Despite the current enthusiasm, there are still significant issues standing in the way of wholesale adoption, not least of which is the technology itself. “Blockchain tech is evolving so rapidly that we’re already on our third rebuild of the product,” says Oldfield. “We have a list of features and bugs that we’ve simply had to park until the technology has caught up.”
There are also lingering concerns over the security of Ethereum’s smart contracts. It was less than a year ago that the first major Ethereum project, the crowdfunded Decentralised Autonomous Organisation, was hacked, resulting in the theft of almost $US50 million in ether. While the money was eventually recovered, it served as a sobering lesson in the fragility of cutting-edge code.
But whether it’s Ethereum or another successor, it seems likely that we’re travelling towards a future written in the blockchain. “In a way, it doesn’t really matter whether people understand the technology,” Gilder says. “The average person wouldn’t be able to explain how the internet works, yet they use it every day. It’s more about blockchain being able to deliver user utility that trumps other alternatives so that the adoption snowballs and you get network effects.”
Asher Tan, chief executive of Australian bitcoin exchange CoinJar, believes we’re on the cusp of a whole new digital ecology. “Everyone knows that you can make money or lose money in crypto,” he tells me. “But the whole idea of a permissionless platform where anyone can build anything is kind of amazing.

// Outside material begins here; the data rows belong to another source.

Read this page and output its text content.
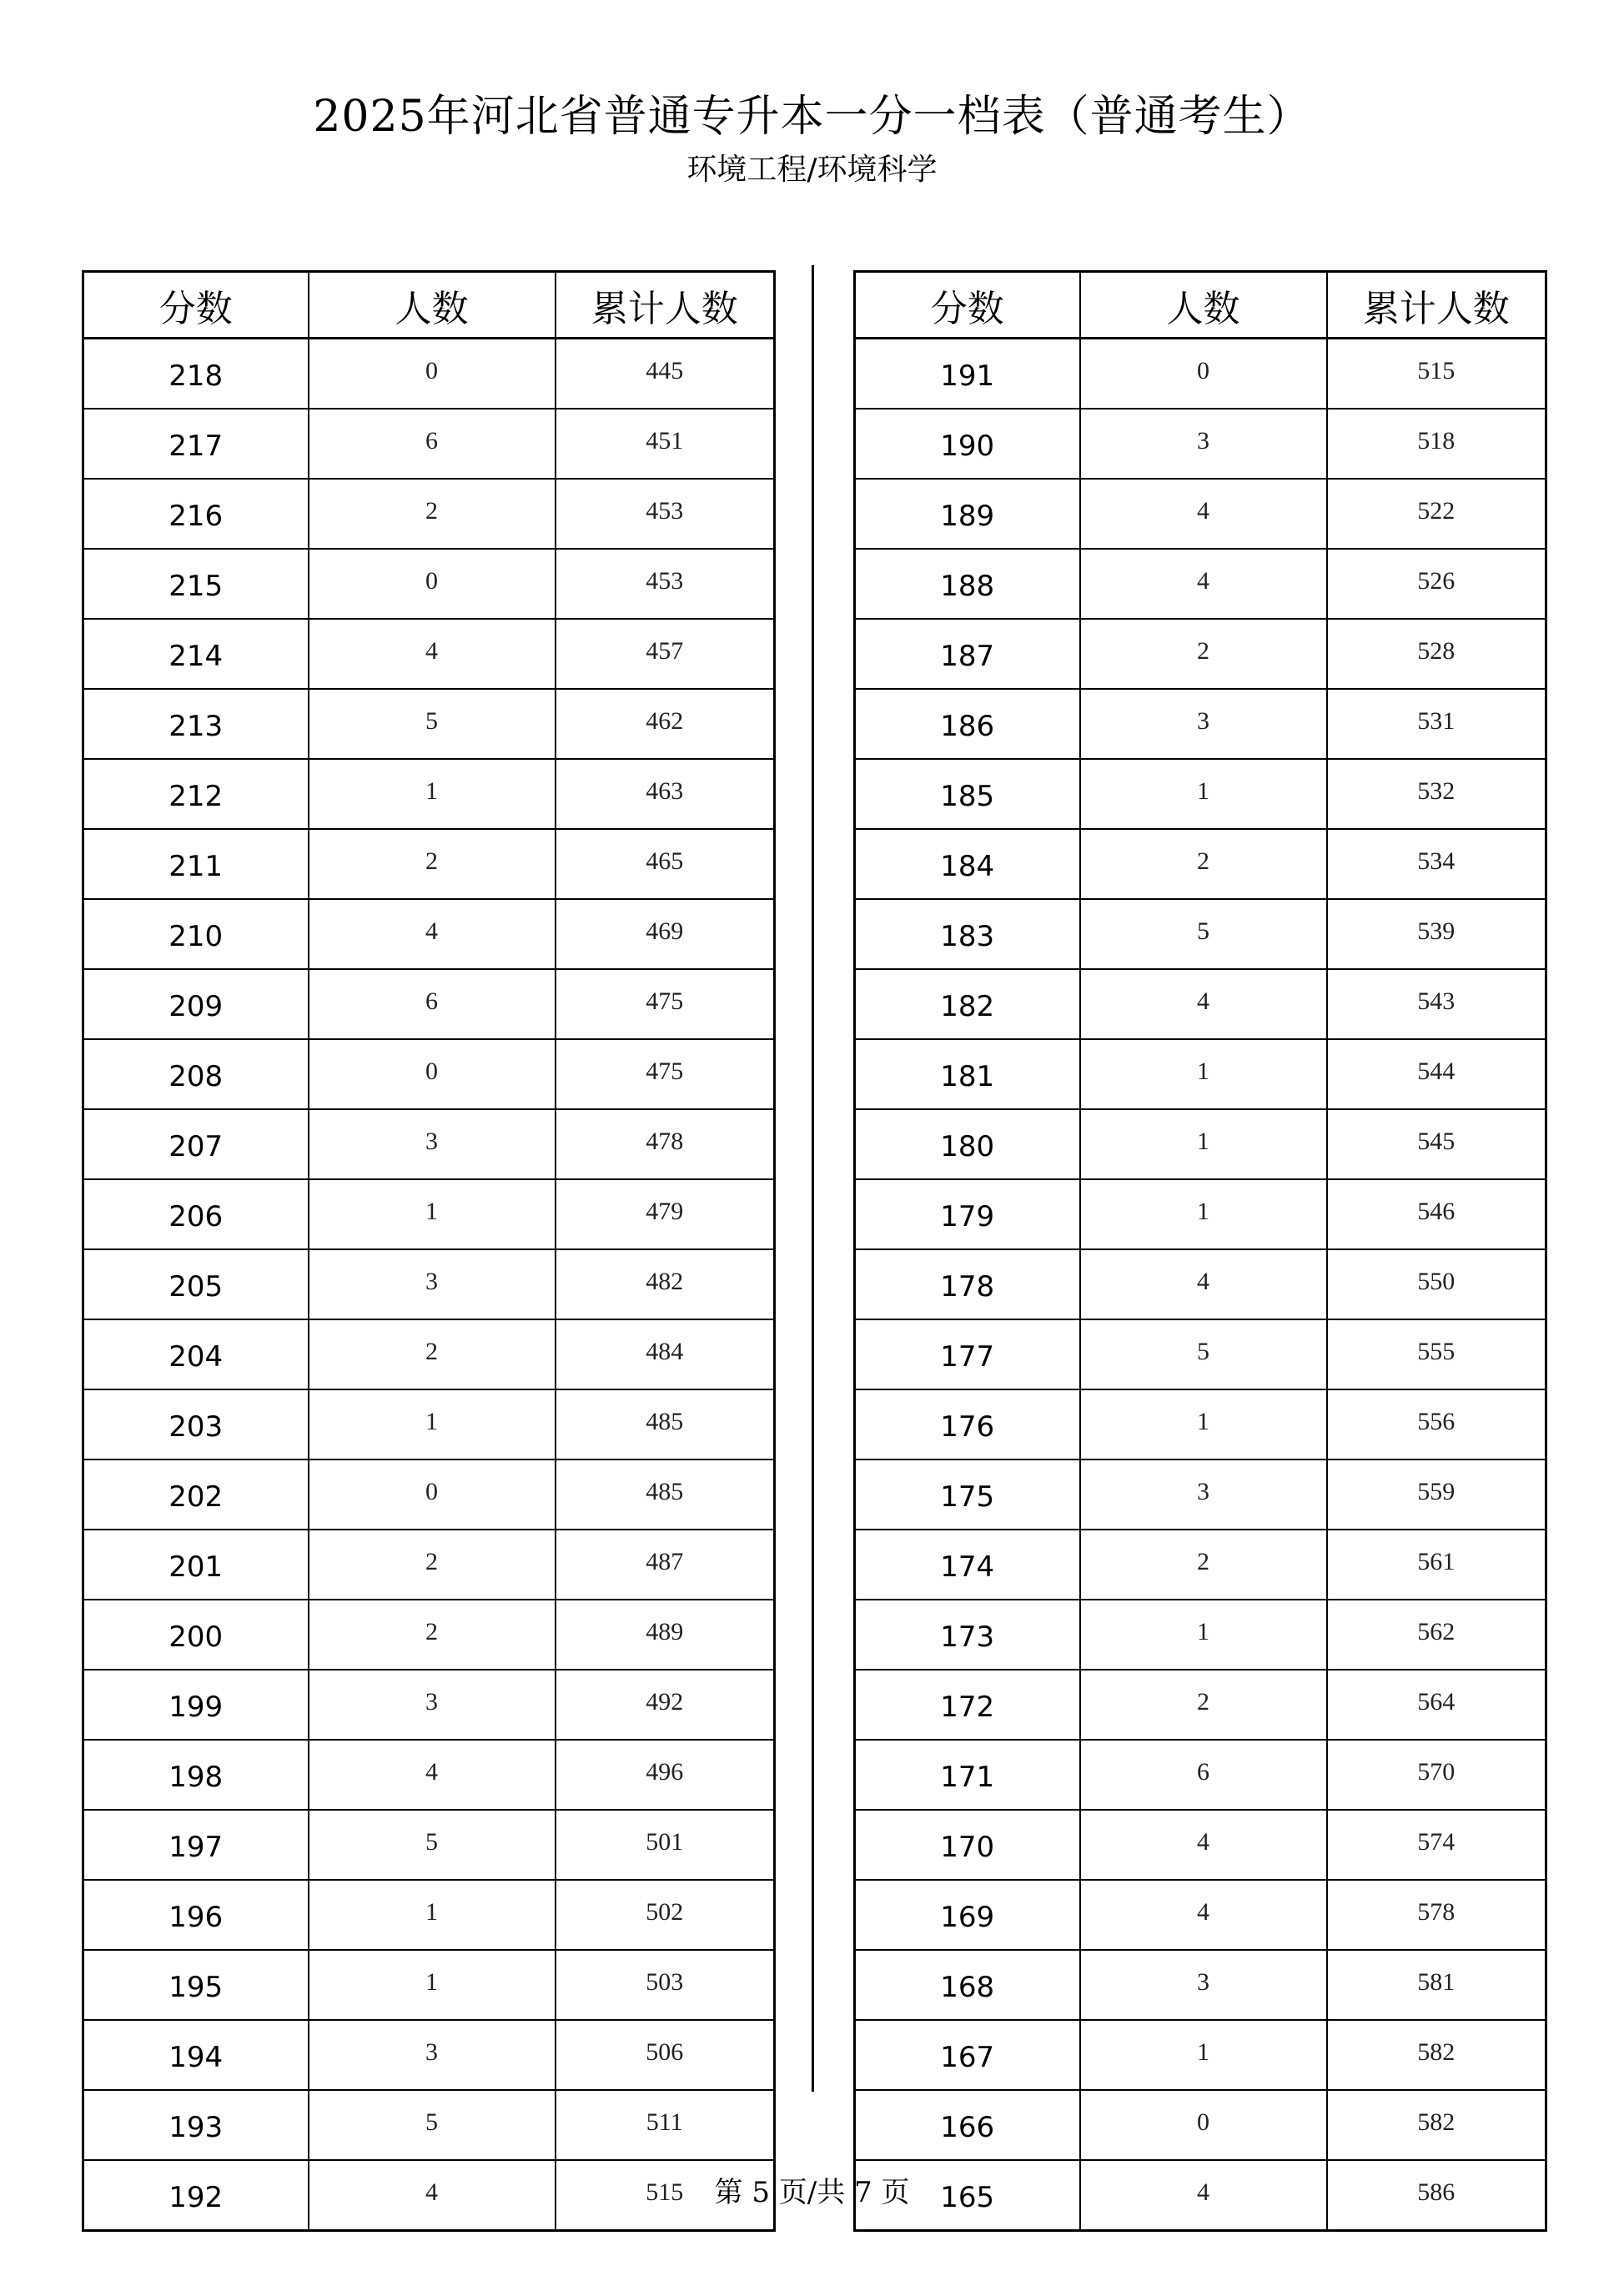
2025年河北省普通专升本一分一档表（普通考生）
环境工程/环境科学
分数	人数	累计人数
218	0	445
217	6	451
216	2	453
215	0	453
214	4	457
213	5	462
212	1	463
211	2	465
210	4	469
209	6	475
208	0	475
207	3	478
206	1	479
205	3	482
204	2	484
203	1	485
202	0	485
201	2	487
200	2	489
199	3	492
198	4	496
197	5	501
196	1	502
195	1	503
194	3	506
193	5	511
192	4	515
分数	人数	累计人数
191	0	515
190	3	518
189	4	522
188	4	526
187	2	528
186	3	531
185	1	532
184	2	534
183	5	539
182	4	543
181	1	544
180	1	545
179	1	546
178	4	550
177	5	555
176	1	556
175	3	559
174	2	561
173	1	562
172	2	564
171	6	570
170	4	574
169	4	578
168	3	581
167	1	582
166	0	582
165	4	586
第 5 页/共 7 页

You know someone is going to create something cool really soon.”
As for the future of bitcoin itself, Tan is philosophical. “Will bitcoin survive? Who knows. Perhaps the better question to ask is has it succeeded in its goal of opening people’s minds to the potential of blockchain and digital currency? The answer to that is absolutely yes.
“In the same way that Uber is changing the taxi industry, digital currency is changing the world macroeconomy. Everyone has to reorient their world view if money is truly global. And I think that’s pretty exciting.”